Search code examples
performancequery-optimizationclickhouse

Performance of tuple-based columns


I'm building an event-based system where event properties (defined as columns) can be one of 3 data types (string, boolean, Float32). I'm trying to decide between creating a separate column for each type, or each column is a tuple.

For example...

one column per type:

CREATE TABLE event
(
  event_name String,
  timestamp DateTime DEFAULT now(),
  
  -- Property with 3 types
  prop1_str String,
  prop1_num Float32,
  prop1_bool Boolean
)
ENGINE = MergeTree ORDER BY (event_name, timestamp)

one column per property with 3-type tuple:

CREATE TABLE event
(
  event_name String,
  timestamp DateTime DEFAULT now(),
  
  -- Property with 3 types
  prop1 Tuple(
    str String, 
    num Float32, 
    bool Boolean
  )
)
ENGINE = MergeTree ORDER BY (event_name, timestamp)

The one column per property feels more organized, but my gut suspects that this might be less performant for querying.


Solution

  • Old versions (20...) read all tuple columns even if you query only one element of a Tuple. This issue is resolved.
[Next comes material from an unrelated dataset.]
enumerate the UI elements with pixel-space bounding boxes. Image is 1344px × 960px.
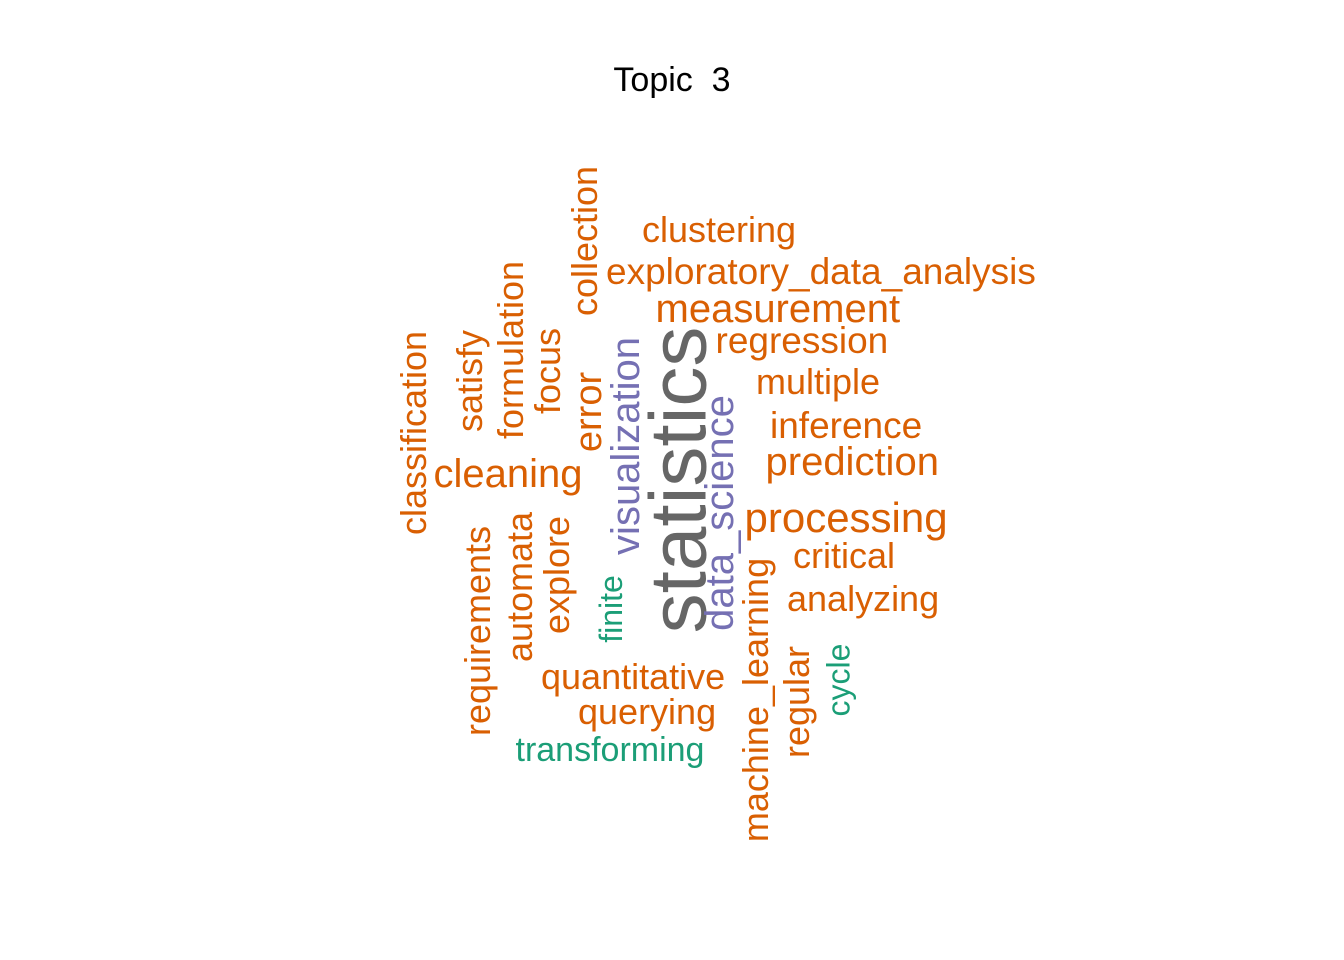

    There is no difference for modern versions of Clickhouse. The same storage and the same compute is in both cases.

    3 columns

    insert into event select '', now(), toString(number), number, number%2 from numbers(1e8);
    0 rows in set. Elapsed: 9.311 sec. Processed 100.65 million rows, 805.21 MB (10.81 million rows/s., 86.48 MB/s.)
    
    select count() from event where prop1_num > 42;
    1 row in set. Elapsed: 0.116 sec. Processed 100.00 million rows, 400.00 MB (862.20 million rows/s., 3.45 GB/s.)
    
    select count() from event where prop1_str like '%42%';
    1 row in set. Elapsed: 1.135 sec. Processed 100.00 million rows, 1.69 GB (88.08 million rows/s., 1.49 GB/s.)
    

    tuple

    insert into event select '', now(), tuple(toString(number), number, number%2) from numbers(1e8);
    0 rows in set. Elapsed: 8.807 sec. Processed 100.65 million rows, 805.21 MB (11.43 million rows/s., 91.43 MB/s.)
    
    select count() from event where prop1.num > 42;
    1 row in set. Elapsed: 0.117 sec. Processed 100.00 million rows, 400.00 MB (854.28 million rows/s., 3.42 GB/s.)
    
    select count() from event where prop1.str like '%42%';
    1 row in set. Elapsed: 1.129 sec. Processed 100.00 million rows, 1.69 GB (88.59 million rows/s., 1.50 GB/s.)